For my second round, another teacher instructed me to drop my butt toward the water instead of leaning forward. I tried, and fell. I think I lasted five seconds at one point. Regardless, I was breathless after my 60-second session. Riding tests your balance, challenging core and leg stability. Get used to wiping out; everyone did.
For my third round, I opted for a wider bodyboard, riding down the wave on my stomach. A lot of adults prefer stand-up, Callens said, but the bodyboard is easier to figure out.

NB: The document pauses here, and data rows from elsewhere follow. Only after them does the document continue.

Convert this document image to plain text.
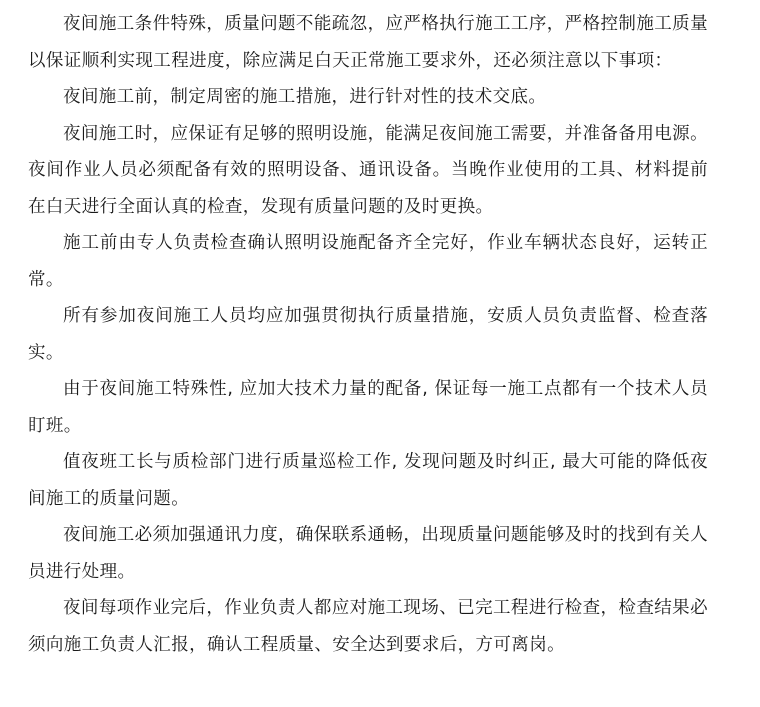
夜间施工条件特殊，质量问题不能疏忽，应严格执行施工工序，严格控制施工质量以保证顺利实现工程进度，除应满足白天正常施工要求外，还必须注意以下事项：

夜间施工前，制定周密的施工措施，进行针对性的技术交底。

夜间施工时，应保证有足够的照明设施，能满足夜间施工需要，并准备备用电源。夜间作业人员必须配备有效的照明设备、通讯设备。当晚作业使用的工具、材料提前在白天进行全面认真的检查，发现有质量问题的及时更换。

施工前由专人负责检查确认照明设施配备齐全完好，作业车辆状态良好，运转正常。

所有参加夜间施工人员均应加强贯彻执行质量措施，安质人员负责监督、检查落实。

由于夜间施工特殊性, 应加大技术力量的配备, 保证每一施工点都有一个技术人员盯班。

值夜班工长与质检部门进行质量巡检工作, 发现问题及时纠正, 最大可能的降低夜间施工的质量问题。

夜间施工必须加强通讯力度，确保联系通畅，出现质量问题能够及时的找到有关人员进行处理。

夜间每项作业完后，作业负责人都应对施工现场、已完工程进行检查，检查结果必须向施工负责人汇报，确认工程质量、安全达到要求后，方可离岗。
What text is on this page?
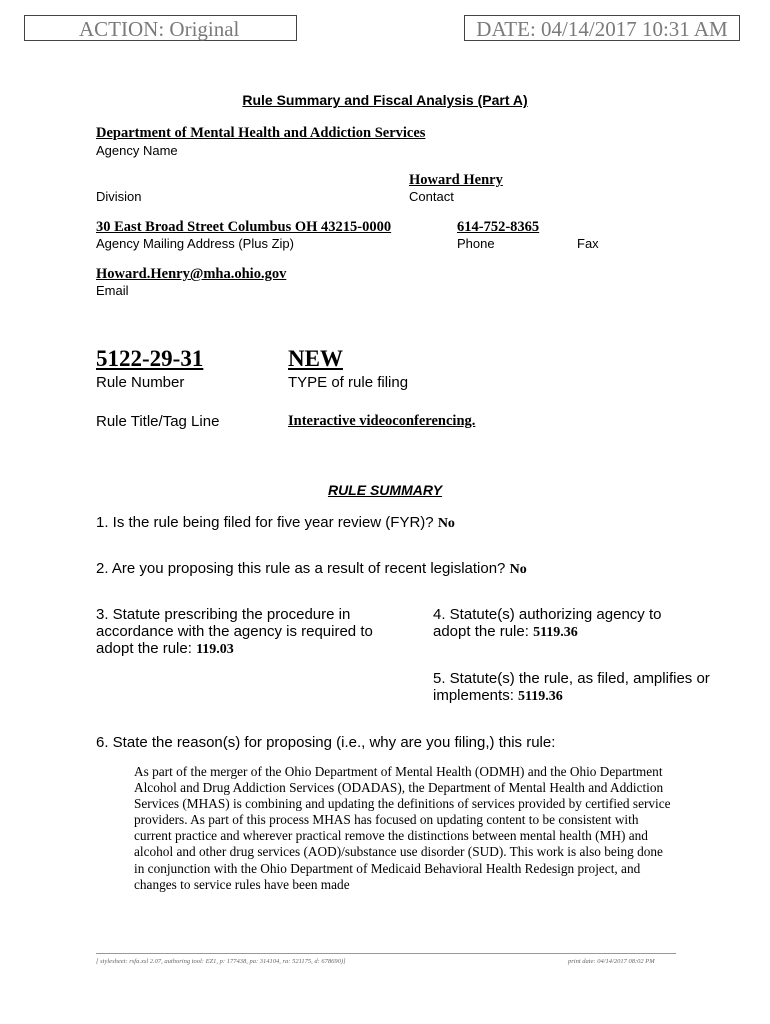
ACTION: Original	DATE: 04/14/2017 10:31 AM
Rule Summary and Fiscal Analysis (Part A)
Department of Mental Health and Addiction Services
Agency Name
Howard Henry
Division	Contact
30 East Broad Street Columbus OH 43215-0000	614-752-8365
Agency Mailing Address (Plus Zip)	Phone	Fax
Howard.Henry@mha.ohio.gov
Email
5122-29-31	NEW
Rule Number	TYPE of rule filing
Rule Title/Tag Line	Interactive videoconferencing.
RULE SUMMARY
1. Is the rule being filed for five year review (FYR)? No
2. Are you proposing this rule as a result of recent legislation? No
3. Statute prescribing the procedure in accordance with the agency is required to adopt the rule: 119.03
4. Statute(s) authorizing agency to adopt the rule: 5119.36
5. Statute(s) the rule, as filed, amplifies or implements: 5119.36
6. State the reason(s) for proposing (i.e., why are you filing,) this rule:
As part of the merger of the Ohio Department of Mental Health (ODMH) and the Ohio Department Alcohol and Drug Addiction Services (ODADAS), the Department of Mental Health and Addiction Services (MHAS) is combining and updating the definitions of services provided by certified service providers. As part of this process MHAS has focused on updating content to be consistent with current practice and wherever practical remove the distinctions between mental health (MH) and alcohol and other drug services (AOD)/substance use disorder (SUD). This work is also being done in conjunction with the Ohio Department of Medicaid Behavioral Health Redesign project, and changes to service rules have been made
[ stylesheet: rsfa.xsl 2.07, authoring tool: EZ1, p: 177438, pa: 314104, ra: 521175, d: 678690)]	print date: 04/14/2017 08:02 PM
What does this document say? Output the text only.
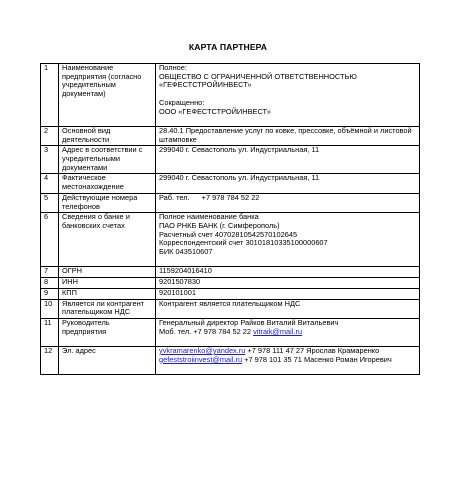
КАРТА ПАРТНЕРА
1	Наименование предприятия (согласно учредительным документам)	Полное:
ОБЩЕСТВО С ОГРАНИЧЕННОЙ ОТВЕТСТВЕННОСТЬЮ «ГЕФЕСТСТРОЙИНВЕСТ»
Сокращенно:
ООО «ГЕФЕСТСТРОЙИНВЕСТ»

2	Основной вид деятельности	28.40.1 Предоставление услуг по ковке, прессовке, объёмной и листовой штамповке
3	Адрес в соответствии с учредительными документами	299040 г. Севастополь ул. Индустриальная, 11
4	Фактическое местонахождение	299040 г. Севастополь ул. Индустриальная, 11
5	Действующие номера телефонов	Раб. тел. +7 978 784 52 22
6	Сведения о банке и банковских счетах	Полное наименование банка
ПАО РНКБ БАНК (г. Симферополь)
Расчетный счет 40702810542570102645
Корреспондентский счет 30101810335100000607
БИК 043510607

7	ОГРН	1159204016410
8	ИНН	9201507830
9	КПП	920101001
10	Является ли контрагент плательщиком НДС	Контрагент является плательщиком НДС
11	Руководитель предприятия	Генеральный директор Райков Виталий Витальевич
Моб. тел. +7 978 784 52 22 vitraik@mail.ru

12	Эл. адрес	yvkramarenko@yandex.ru +7 978 111 47 27 Ярослав Крамаренко
gefeststroiinvest@mail.ru +7 978 101 35 71 Масенко Роман Игоревич
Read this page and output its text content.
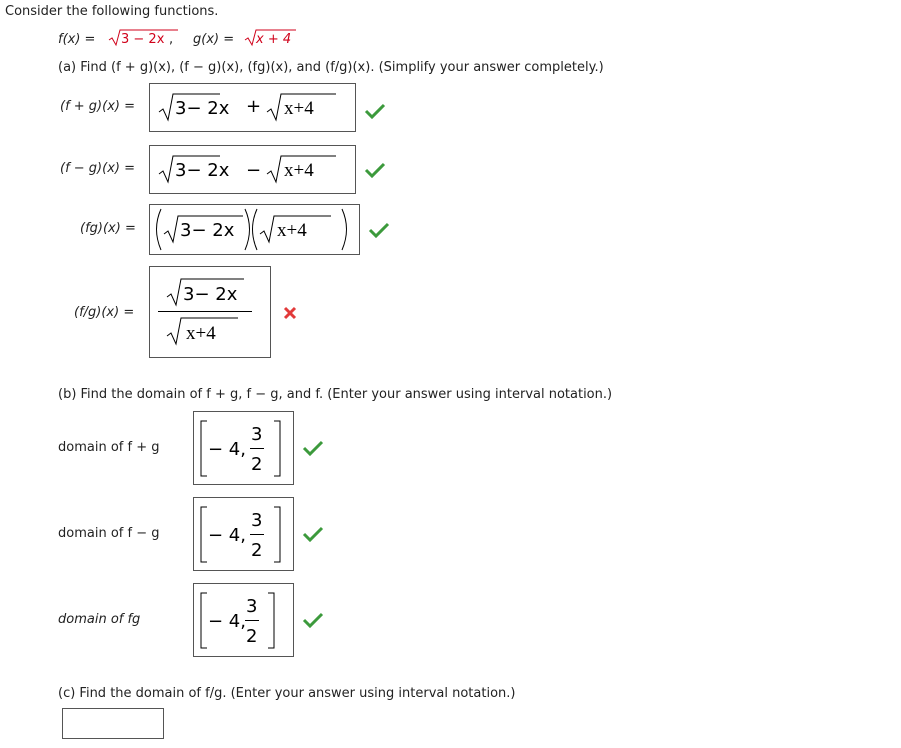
Consider the following functions.
f(x) = 3 − 2x , g(x) = x + 4
(a) Find (f + g)(x), (f − g)(x), (fg)(x), and (f/g)(x). (Simplify your answer completely.)
(f + g)(x) = 3− 2x + x+4
(f − g)(x) = 3− 2x − x+4
(fg)(x) = 3− 2x x+4
(f/g)(x) =
3− 2x
x+4
(b) Find the domain of f + g, f − g, and f. (Enter your answer using interval notation.)
domain of f + g	− 4,
3
2
domain of f − g	− 4,
3
2
domain of fg	− 4,
3
2
(c) Find the domain of f/g. (Enter your answer using interval notation.)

I had a better sense of the ebb and flow of the water on my belly, as the wave carried me up and down the incline. Callens told me to keep my toes in the water to stay in control and to shift my weight side to side to turn the board. For my second bodyboard round, I learned to pop my knees up onto the board. I watched the kids do “Superman,” throwing the board down the wave and riding the water on their bellies alone.
I enjoyed the bodyboard more than the constant wipeouts of the stand-up, but for my last round, stubbornness took over and I went for stand-up again. I can get this.
I didn’t last long, but I did look out over my front arm and attempted to move my board toward the center of the wave. I wiped out a bunch of times and kept getting back up. This, I assume, is how it goes for beginners.
You have to go regularly to get the hang of the FlowRider. It’s also addicting. It’s an intense balance challenge, and incredibly fun. You get to play in the water and challenge yourself to balance and learn new tricks. Try it out, and let your inner kid out to play.